POSIX Basic Regular Expressions
POSIX or “Portable Operating System Interface for uniX” is a collection of standards that define some of the functionality that a (UNIX) operating system should support. One of these standards defines two flavors of regular expressions. Commands involving regular expressions, such as grep and egrep, implement these flavors on POSIX-compliant UNIX systems. Several database systems also use POSIX regular expressions.
The Basic Regular Expressions or BRE flavor standardizes a flavor similar to the one used by the traditional UNIX grep command. This is pretty much the oldest regular expression flavor still in use today. One thing that sets this flavor apart is that most metacharacters require a backslash to give the metacharacter its flavor. Most other flavors, including POSIX ERE, use a backslash to suppress the meaning of metacharacters. Using a backslash to escape a character that is never a metacharacter is an error.
A BRE supports POSIX bracket expressions, which are similar to character classes in other regex flavors, with a few special features. Shorthands are not supported. Other features using the usual metacharacters are the dot to match any character except a line break, the caret and dollar to match the start and end of the string, and the star to repeat the token zero or more times. To match any of these characters literally, escape them with a backslash.

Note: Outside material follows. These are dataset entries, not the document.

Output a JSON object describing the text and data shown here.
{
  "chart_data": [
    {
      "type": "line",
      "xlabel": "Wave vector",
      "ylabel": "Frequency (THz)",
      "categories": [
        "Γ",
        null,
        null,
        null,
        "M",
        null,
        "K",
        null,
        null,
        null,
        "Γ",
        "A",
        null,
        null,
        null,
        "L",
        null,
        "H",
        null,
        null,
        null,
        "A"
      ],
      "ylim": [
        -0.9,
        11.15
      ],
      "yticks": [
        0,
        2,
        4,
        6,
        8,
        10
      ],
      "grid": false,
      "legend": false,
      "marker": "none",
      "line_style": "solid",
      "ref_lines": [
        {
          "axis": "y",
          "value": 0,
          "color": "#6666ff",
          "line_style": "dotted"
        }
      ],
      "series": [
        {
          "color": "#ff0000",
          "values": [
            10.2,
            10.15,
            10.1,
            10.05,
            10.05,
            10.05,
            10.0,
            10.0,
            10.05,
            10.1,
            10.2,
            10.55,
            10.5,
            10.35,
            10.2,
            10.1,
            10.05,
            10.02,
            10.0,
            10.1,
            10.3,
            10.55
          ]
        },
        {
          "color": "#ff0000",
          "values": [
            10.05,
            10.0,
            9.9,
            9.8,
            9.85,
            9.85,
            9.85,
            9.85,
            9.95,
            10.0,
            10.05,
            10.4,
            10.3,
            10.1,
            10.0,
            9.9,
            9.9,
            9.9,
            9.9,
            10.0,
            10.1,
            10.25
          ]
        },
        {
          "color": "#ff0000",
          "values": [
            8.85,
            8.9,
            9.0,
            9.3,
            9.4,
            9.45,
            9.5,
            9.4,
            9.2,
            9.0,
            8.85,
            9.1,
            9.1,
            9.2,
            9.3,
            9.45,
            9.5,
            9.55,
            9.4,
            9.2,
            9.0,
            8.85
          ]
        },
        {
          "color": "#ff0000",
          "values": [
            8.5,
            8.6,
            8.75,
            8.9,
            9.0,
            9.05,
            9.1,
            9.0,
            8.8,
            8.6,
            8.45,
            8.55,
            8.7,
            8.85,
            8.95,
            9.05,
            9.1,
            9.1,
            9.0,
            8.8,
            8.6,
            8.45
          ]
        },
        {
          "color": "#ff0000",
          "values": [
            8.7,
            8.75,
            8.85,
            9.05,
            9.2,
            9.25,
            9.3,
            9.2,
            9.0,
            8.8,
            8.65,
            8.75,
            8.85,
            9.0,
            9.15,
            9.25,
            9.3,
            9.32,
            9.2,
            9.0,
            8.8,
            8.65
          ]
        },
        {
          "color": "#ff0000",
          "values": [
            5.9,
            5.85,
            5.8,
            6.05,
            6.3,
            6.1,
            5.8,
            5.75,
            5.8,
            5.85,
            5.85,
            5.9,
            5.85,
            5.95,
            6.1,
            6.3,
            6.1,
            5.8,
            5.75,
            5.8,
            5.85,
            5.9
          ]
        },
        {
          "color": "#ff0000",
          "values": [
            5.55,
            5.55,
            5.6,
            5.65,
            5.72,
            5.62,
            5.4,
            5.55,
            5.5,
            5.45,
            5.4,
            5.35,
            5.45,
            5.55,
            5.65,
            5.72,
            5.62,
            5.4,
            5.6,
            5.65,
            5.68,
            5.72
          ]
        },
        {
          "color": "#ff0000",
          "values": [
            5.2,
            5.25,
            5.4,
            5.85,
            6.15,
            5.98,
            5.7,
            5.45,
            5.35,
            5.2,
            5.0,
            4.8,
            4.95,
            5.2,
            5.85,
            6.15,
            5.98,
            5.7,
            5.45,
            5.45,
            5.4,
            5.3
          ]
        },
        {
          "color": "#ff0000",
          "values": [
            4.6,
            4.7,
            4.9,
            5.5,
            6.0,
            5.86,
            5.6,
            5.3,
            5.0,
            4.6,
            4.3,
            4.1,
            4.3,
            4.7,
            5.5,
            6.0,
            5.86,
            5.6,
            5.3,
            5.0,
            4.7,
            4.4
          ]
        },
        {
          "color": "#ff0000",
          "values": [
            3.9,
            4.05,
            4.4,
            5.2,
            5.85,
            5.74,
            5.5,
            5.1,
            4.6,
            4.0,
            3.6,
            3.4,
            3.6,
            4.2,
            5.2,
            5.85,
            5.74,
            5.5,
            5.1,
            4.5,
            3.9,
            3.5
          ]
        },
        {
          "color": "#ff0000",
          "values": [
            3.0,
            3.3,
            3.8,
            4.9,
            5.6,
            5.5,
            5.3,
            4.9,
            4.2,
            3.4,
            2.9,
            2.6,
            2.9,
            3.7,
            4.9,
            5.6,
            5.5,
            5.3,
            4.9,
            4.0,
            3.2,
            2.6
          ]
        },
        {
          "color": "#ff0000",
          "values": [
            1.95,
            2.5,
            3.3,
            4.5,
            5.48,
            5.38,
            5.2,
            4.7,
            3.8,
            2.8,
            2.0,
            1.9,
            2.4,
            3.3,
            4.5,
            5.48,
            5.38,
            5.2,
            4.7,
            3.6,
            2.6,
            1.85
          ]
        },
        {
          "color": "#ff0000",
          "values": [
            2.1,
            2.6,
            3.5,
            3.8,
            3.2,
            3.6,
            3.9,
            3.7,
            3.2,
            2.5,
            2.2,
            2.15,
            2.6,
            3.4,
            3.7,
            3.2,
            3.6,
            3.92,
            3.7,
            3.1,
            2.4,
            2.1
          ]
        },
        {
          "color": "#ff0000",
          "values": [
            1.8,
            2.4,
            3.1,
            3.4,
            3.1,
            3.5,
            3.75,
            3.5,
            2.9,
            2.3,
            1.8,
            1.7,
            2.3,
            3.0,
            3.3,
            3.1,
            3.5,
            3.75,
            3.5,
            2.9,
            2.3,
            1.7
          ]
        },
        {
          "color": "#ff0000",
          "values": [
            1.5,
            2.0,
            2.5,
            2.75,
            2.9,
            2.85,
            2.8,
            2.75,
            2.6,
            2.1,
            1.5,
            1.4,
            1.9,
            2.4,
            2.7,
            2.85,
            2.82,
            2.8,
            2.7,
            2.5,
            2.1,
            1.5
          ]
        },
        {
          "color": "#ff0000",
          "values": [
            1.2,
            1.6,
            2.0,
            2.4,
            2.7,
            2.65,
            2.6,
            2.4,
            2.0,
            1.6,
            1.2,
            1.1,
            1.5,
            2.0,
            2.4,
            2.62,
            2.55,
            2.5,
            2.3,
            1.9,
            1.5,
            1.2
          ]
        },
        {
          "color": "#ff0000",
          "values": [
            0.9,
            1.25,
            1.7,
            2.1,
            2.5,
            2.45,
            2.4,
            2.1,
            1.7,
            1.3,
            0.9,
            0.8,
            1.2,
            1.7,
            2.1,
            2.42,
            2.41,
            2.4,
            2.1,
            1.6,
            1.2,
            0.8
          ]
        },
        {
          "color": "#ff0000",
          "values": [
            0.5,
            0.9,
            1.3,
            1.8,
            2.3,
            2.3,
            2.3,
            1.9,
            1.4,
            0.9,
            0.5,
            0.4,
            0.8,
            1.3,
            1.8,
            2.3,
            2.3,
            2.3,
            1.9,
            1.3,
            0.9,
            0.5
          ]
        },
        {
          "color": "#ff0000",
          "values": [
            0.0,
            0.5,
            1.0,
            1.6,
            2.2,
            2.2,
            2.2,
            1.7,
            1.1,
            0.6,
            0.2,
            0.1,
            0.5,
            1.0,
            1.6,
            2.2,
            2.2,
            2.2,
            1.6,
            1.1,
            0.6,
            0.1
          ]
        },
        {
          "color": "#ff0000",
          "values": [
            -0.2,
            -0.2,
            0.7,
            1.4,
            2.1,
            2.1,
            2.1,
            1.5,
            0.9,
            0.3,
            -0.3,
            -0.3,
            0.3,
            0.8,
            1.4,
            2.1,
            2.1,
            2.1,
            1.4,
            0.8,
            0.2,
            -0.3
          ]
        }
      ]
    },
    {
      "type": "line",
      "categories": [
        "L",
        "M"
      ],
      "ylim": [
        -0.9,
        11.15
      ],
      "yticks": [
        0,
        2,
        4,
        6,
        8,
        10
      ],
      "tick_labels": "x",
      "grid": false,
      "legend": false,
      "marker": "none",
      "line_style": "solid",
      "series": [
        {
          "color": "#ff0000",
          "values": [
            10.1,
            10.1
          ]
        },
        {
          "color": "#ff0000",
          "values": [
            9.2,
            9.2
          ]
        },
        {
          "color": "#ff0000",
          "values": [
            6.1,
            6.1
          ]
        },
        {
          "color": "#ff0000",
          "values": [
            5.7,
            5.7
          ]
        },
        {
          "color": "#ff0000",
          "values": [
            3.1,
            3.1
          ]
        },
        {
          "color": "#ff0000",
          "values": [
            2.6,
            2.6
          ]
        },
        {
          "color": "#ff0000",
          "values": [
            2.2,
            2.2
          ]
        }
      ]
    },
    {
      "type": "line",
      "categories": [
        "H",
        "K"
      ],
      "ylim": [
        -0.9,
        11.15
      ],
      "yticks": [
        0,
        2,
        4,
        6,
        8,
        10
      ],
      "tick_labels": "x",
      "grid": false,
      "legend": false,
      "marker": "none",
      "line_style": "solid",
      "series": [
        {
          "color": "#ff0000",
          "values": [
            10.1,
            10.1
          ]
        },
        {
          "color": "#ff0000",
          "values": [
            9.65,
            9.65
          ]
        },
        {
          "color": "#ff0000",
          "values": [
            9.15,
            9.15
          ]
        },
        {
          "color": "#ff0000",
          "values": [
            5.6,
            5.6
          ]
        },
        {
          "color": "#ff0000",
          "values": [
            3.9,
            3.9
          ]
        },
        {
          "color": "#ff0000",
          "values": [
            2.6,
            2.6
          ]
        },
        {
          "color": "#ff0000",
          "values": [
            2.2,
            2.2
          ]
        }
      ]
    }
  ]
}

The other BRE metacharacters require a backslash to give them their special meaning. The reason is that the oldest versions of UNIX grep did not support these. The developers of grep wanted to keep it compatible with existing regular expressions, which may use these characters as literal characters. The BRE a{1,2}
matches a{1,2}
literally, while a\{1,2\}
matches a
or aa
. Some implementations support \?
and \+
as an alternative syntax to \{0,1\}
and \{1,\}
, but \?
and \+
are not part of the POSIX standard. Tokens can be grouped with \(
and \)
. Backreferences are the usual \1
through \9
. Only up to 9 groups are permitted. E.g. \(ab\)\1
matches abab
, while (ab)\1
is invalid since there’s no capturing group corresponding to the backreference \1
. Use \\1
to match \1
literally.
POSIX BRE does not support any other features. Even alternation is not supported.
POSIX Extended Regular Expressions
The Extended Regular Expressions or ERE flavor standardizes a flavor similar to the one used by the UNIX egrep command. “Extended” is relative to the original UNIX grep, which only had bracket expressions, dot, caret, dollar and star. An ERE support these just like a BRE. Most modern regex flavors are extensions of the ERE flavor. By today’s standard, the POSIX ERE flavor is rather bare bones. The POSIX standard was defined in 1986, and regular expressions have come a long way since then.
The developers of egrep did not try to maintain compatibility with grep, creating a separate tool instead. Thus egrep, and POSIX ERE, add additional metacharacters without backslashes. You can use backslashes to suppress the meaning of all metacharacters, just like in modern regex flavors. Escaping a character that is not a metacharacter is an error.
The quantifiers ?
, +
, {n}
, {n,m}
and {n,}
repeat the preceding token zero or once, once or more, n times, between n and m times, and n or more times, respectively. Alternation is supported through the usual vertical bar |
. Unadorned parentheses create a group, e.g. (abc){2}
matches abcabc
. The POSIX standard does not define backreferences. Some implementations do support \1
through \9
, but these are not part of the standard for ERE. ERE is an extension of the old UNIX grep, not of POSIX BRE.
And that’s exactly how far the extension goes.
POSIX ERE Alternation Returns The Longest Match
In the tutorial topic about alternation, I explained that the regex engine will stop as soon as it finds a matching alternative. The POSIX standard, however, mandates that the longest match be returned. When applying Set|SetValue
to SetValue
, a POSIX-compliant regex engine will match SetValue
entirely. Even if the engine is a regex-directed NFA engine, POSIX requires that it simulates DFA text-directed matching by trying all alternatives, and returning the longest match, in this case SetValue
. A traditional NFA engine would match Set
, as do all other regex flavors discussed on this website.
A POSIX-compliant engine will still find the leftmost match. If you apply Set|SetValue
to Set or SetValue
once, it will match Set
. The first position in the string is the leftmost position where our regex can find a valid match. The fact that a longer match can be found further in the string is irrelevant. If you apply the regex a second time, continuing at the first space in the string, then SetValue
will be matched. A traditional NFA engine would match Set
at the start of the string as the first match, and Set
at the start of the 3rd word in the string as the second match.